We propose a two-stage estimation method of variance components in time series models known as FDSLRMs, whose observations can be described by a linear mixed model (LMM). We based estimating variances, fundamental quantities in a time series forecasting approach called kriging, on the empirical (plug-in) best linear unbiased predictions of unobservable random components in FDSLRM.
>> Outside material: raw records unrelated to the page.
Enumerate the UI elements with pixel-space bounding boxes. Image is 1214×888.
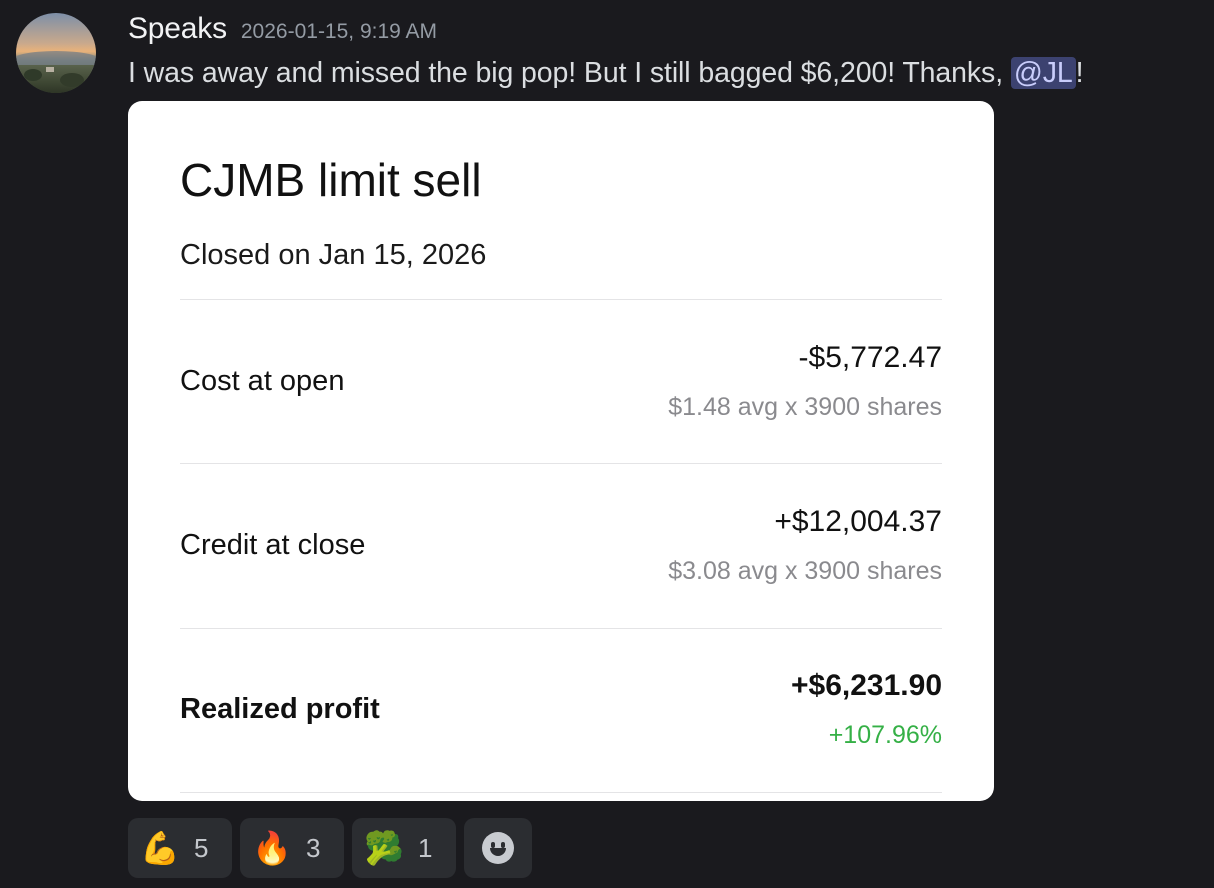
- credit-at-close-value: +$12,004.37: [774, 505, 942, 538]
- avatar-landscape-bush: [24, 69, 42, 81]
- message-timestamp[interactable]: 2026-01-15, 9:19 AM: [241, 20, 437, 44]
- reaction-count: 3: [306, 832, 321, 863]
- realized-profit-value: +$6,231.90: [791, 669, 942, 702]
- user-avatar[interactable]: [16, 13, 96, 93]
- divider: [180, 792, 942, 793]
- reaction-bar: 💪 5 🔥 3 🥦 1: [128, 818, 532, 878]
- author-name[interactable]: Speaks: [128, 12, 227, 46]
- cost-at-open-label: Cost at open: [180, 365, 345, 397]
- add-reaction-button[interactable]: [464, 818, 532, 878]
- cost-at-open-detail: $1.48 avg x 3900 shares: [668, 393, 942, 421]
- credit-at-close-detail: $3.08 avg x 3900 shares: [668, 557, 942, 585]
- divider: [180, 463, 942, 464]
- cost-at-open-value: -$5,772.47: [798, 341, 942, 374]
- message-text-part: !: [1075, 57, 1084, 89]
- add-reaction-smiley-icon: [482, 832, 514, 864]
- reaction-count: 5: [194, 832, 209, 863]
- reaction-broccoli[interactable]: 🥦 1: [352, 818, 456, 878]
- reaction-fire[interactable]: 🔥 3: [240, 818, 344, 878]
- message-text-part: I was away and missed the big pop! But I…: [128, 57, 1011, 89]
- message-text: I was away and missed the big pop! But I…: [128, 57, 1084, 90]
- flexed-biceps-icon: 💪: [140, 829, 180, 867]
- realized-profit-percent: +107.96%: [828, 721, 942, 749]
- broccoli-icon: 🥦: [364, 829, 404, 867]
- trade-summary-image[interactable]: CJMB limit sell Closed on Jan 15, 2026 C…: [128, 101, 994, 801]
- reaction-flexed-biceps[interactable]: 💪 5: [128, 818, 232, 878]
- avatar-landscape-house: [46, 67, 54, 72]
- divider: [180, 299, 942, 300]
- fire-icon: 🔥: [252, 829, 292, 867]
- avatar-landscape-bush: [60, 73, 84, 87]
- divider: [180, 628, 942, 629]
- user-mention[interactable]: @JL: [1010, 57, 1076, 89]
- realized-profit-label: Realized profit: [180, 693, 380, 725]
- trade-title: CJMB limit sell: [180, 154, 482, 206]
- message-header: Speaks 2026-01-15, 9:19 AM: [128, 12, 437, 52]
- trade-closed-date: Closed on Jan 15, 2026: [180, 239, 487, 271]
- chat-message: Speaks 2026-01-15, 9:19 AM I was away an…: [0, 0, 1214, 888]
- credit-at-close-label: Credit at close: [180, 529, 366, 561]
- reaction-count: 1: [418, 832, 433, 863]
The method, providing invariant non-negative quadratic estimators, can be used for any absolutely continuous probability distribution of time series data. As a result of applying the convex optimization and the LMM methodology, we resolved two problems $-$ theoretical existence and equivalence between least squares estimators, non-negative (M)DOOLSE, and maximum likelihood estimators, (RE)MLE, as possible starting points of our method and a practical lack of computational implementation for FDSLRM. As for computing (RE)MLE in the case of $ n $ observed time series values, we also discovered a new algorithm of order $\mathcal{O}(n)$, which at the default precision is $10^7$ times more accurate and $n^2$ times faster than the best current Python(or R)-based computational packages, namely CVXPY, CVXR, nlme, sommer and mixed.
We illustrate our results on three real data sets $-$ electricity consumption, tourism and cyber security $-$ which are easily available, reproducible, sharable and modifiable in the form of interactive Jupyter notebooks.